## Computer System Architecture 6.823 Quiz \#1 March 8th, 2019

## Name:

$\qquad$
This is a closed book, closed notes exam. 80 Minutes
14 Pages (+2 Scratch)

Notes:

- Not all questions are of equal difficulty, so look over the entire exam and budget your time carefully.
- Please carefully state any assumptions you make.
- Show your work to receive full credit.
- Please write your name on every page in the quiz.
- You must not discuss a quiz's contents with other students who have not yet taken the quiz.
- Pages 15 and 16 are scratch pages. Use them if you need more space to answer one of the questions, or for rough work.

| Part A |  | 20 Points |
| ---: | :--- | ---: |
| Part B | $=$ | 40 Points |
| Part C | $=$ | 40 Points |

## Part A: Self-Modifying Code (20 points)

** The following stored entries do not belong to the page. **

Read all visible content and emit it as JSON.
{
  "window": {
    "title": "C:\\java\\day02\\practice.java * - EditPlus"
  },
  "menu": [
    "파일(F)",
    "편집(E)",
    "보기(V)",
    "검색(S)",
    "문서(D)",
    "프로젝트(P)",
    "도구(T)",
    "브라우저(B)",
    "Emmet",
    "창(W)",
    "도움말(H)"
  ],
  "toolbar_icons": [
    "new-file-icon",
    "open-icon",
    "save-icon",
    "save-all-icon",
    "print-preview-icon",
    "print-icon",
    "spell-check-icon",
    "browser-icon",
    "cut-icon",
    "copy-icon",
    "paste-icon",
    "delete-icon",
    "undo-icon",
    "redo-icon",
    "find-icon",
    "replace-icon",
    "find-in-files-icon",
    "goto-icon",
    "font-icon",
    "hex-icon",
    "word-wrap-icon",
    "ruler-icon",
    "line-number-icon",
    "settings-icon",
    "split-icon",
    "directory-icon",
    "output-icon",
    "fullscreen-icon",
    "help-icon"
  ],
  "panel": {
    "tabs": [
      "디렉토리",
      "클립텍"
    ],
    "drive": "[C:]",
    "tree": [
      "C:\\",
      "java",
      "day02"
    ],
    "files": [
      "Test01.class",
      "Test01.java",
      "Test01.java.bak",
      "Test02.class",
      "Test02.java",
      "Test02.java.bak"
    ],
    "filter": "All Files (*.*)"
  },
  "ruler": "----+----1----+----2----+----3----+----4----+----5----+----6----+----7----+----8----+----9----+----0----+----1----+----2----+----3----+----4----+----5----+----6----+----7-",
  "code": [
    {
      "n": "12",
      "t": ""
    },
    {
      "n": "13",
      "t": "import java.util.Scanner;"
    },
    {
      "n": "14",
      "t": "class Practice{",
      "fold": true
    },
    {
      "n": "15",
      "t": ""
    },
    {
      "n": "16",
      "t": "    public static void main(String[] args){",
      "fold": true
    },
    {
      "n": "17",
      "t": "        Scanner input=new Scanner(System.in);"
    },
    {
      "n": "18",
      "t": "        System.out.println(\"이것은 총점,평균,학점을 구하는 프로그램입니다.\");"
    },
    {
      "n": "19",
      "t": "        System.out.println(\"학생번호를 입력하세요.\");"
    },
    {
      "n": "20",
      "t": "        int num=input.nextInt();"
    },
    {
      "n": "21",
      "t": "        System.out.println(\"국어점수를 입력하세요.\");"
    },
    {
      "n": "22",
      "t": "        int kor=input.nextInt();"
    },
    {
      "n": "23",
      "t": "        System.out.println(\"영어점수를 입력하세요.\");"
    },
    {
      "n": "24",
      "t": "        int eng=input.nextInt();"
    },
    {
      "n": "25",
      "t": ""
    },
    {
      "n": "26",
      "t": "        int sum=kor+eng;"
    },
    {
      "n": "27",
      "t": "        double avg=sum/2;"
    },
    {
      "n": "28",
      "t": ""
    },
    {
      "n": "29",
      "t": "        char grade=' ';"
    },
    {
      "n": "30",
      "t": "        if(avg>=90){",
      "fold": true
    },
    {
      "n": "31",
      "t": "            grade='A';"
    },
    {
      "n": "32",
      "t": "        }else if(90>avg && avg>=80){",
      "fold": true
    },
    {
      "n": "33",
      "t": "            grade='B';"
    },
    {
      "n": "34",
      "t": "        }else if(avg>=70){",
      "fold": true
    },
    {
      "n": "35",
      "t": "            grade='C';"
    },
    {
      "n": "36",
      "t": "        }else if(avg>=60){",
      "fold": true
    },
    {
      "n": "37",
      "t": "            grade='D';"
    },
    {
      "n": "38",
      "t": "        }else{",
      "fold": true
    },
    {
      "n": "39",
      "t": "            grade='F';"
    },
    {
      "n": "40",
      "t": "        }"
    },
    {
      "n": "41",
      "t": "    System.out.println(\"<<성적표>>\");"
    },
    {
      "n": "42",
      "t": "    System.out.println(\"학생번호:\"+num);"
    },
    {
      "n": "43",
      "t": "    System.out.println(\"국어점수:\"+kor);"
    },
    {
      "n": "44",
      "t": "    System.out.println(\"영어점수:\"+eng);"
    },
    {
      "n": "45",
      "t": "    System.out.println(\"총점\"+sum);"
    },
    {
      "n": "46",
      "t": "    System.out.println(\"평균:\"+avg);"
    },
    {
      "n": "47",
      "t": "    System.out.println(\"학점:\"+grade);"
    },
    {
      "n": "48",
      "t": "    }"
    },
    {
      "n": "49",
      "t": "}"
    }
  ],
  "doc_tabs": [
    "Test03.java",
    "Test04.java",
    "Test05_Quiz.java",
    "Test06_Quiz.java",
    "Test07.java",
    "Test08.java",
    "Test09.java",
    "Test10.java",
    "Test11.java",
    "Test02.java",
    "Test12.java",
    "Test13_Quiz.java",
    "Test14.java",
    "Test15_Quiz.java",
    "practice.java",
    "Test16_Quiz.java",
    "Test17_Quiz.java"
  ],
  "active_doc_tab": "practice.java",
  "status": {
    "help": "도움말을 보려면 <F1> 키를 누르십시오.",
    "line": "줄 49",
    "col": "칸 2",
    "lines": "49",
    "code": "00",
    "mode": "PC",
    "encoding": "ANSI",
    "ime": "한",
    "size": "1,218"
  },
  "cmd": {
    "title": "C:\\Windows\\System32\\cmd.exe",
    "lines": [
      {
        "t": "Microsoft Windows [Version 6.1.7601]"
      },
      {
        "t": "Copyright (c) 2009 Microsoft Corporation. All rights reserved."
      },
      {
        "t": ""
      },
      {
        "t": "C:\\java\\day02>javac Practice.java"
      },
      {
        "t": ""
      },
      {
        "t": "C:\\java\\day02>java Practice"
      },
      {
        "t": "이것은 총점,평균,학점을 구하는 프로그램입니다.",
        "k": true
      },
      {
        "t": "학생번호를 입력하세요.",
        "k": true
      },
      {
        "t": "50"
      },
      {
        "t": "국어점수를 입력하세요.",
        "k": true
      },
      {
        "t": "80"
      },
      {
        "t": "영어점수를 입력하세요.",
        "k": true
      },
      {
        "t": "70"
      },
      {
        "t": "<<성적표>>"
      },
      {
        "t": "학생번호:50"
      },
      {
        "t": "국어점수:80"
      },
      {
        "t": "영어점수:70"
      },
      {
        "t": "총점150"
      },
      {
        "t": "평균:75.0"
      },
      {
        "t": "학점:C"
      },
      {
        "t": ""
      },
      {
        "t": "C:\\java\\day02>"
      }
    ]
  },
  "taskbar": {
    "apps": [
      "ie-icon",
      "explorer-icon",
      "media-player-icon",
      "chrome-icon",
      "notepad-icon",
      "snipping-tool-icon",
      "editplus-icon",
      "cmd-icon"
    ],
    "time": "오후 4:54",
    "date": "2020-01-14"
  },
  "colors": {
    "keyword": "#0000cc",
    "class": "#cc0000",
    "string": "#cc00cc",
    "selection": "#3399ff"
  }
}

In this problem we will use the EDSACjr instruction set from Handout 1, shown in Table A-1.
Table A-1. EDSACjr instruction set

| Opcode | Description |
| :--- | :--- |
| ADD $n$ | Accum $\leftarrow$ Accum $+\mathrm{M}[n]$ |
| SUB $n$ | Accum $\leftarrow$ Accum $-\mathrm{M}[n]$ |
| STORE $n$ | $\mathrm{M}[\mathrm{n}] \leftarrow$ Accum |
| CLEAR | Accum $\leftarrow 0$ |
| OR $n$ | Accum $\leftarrow$ Accum $\mid \mathrm{M}[n]$ |
| AND $n$ | Accum $\leftarrow$ Accum $\& \mathrm{M}[n]$ |
| SHIFTR $n$ | Accum $\leftarrow$ Accum $\operatorname{shiftr} n$ |
| SHIFTL $n$ | Accum $\leftarrow$ Accum shiftl $n$ |
| BGE $n$ | If Accum $\geq 0$ then $\mathrm{PC} \leftarrow n$ |
| BLT $n$ | If Accum $<0$ then $\mathrm{PC} \leftarrow n$ |
| END | Halt machine |

## Question 1 (10 points)

Implement a program that, given a value, returns the number of entries in the N -element array A that are greater than or equal to the value. In C :

```
int A[N];
int count = 0;
for (int i = 0; i < N; i++)
    if (A[i] >= val)
        count++;
```

We have provided a portion of the code for you. To simplify your job, you can assume the code will be executed only once. We have also provided the initial memory layout. Array A is stored contiguously in memory, starting from location _A. Memory locations _N, _IDX, _VAL, and _COUNT hold the values of $\mathrm{N}, \mathrm{i}$, val, and count, respectively. Assume that $\overline{\mathrm{N}}$ is greater than 0 (i.e., array A has at least 1 element). If you need to, you can use additional memory locations for your own variables. You should label each variable and define its initial value.


## Question 2 (10 points)

Ben Bitdiddle got an early Christmas present in the form of EDSACjr-II, which augments EDSACjr with an index register (see accompanying Handout on EDSACjr-II). Using the index register in EDSACjr-II, rewrite the program from Question 1 without using self-modifying code. For maximum points, you should use at most 12 instructions per iteration of the loop.

Memory:


We accepted answers that used $n$ in ADDi $n$ and SUBi $n$ as memory addresses instead of literals (i.e., ADDi $n$ becomes IX $\leftarrow$ IX + M[n]).

Program:


## Part B: Virtual Memory and Caches (40 points)

## Question 1 (5 points)

Consider a direct-mapped cache with 64-byte blocks and 4 sets. The table below shows a timeline of how the cache metadata (tags and valid bits) changes after a series of memory accesses. The leftmost column indicates the address of the memory access, and the rest of the row should indicate the metadata after the access is performed.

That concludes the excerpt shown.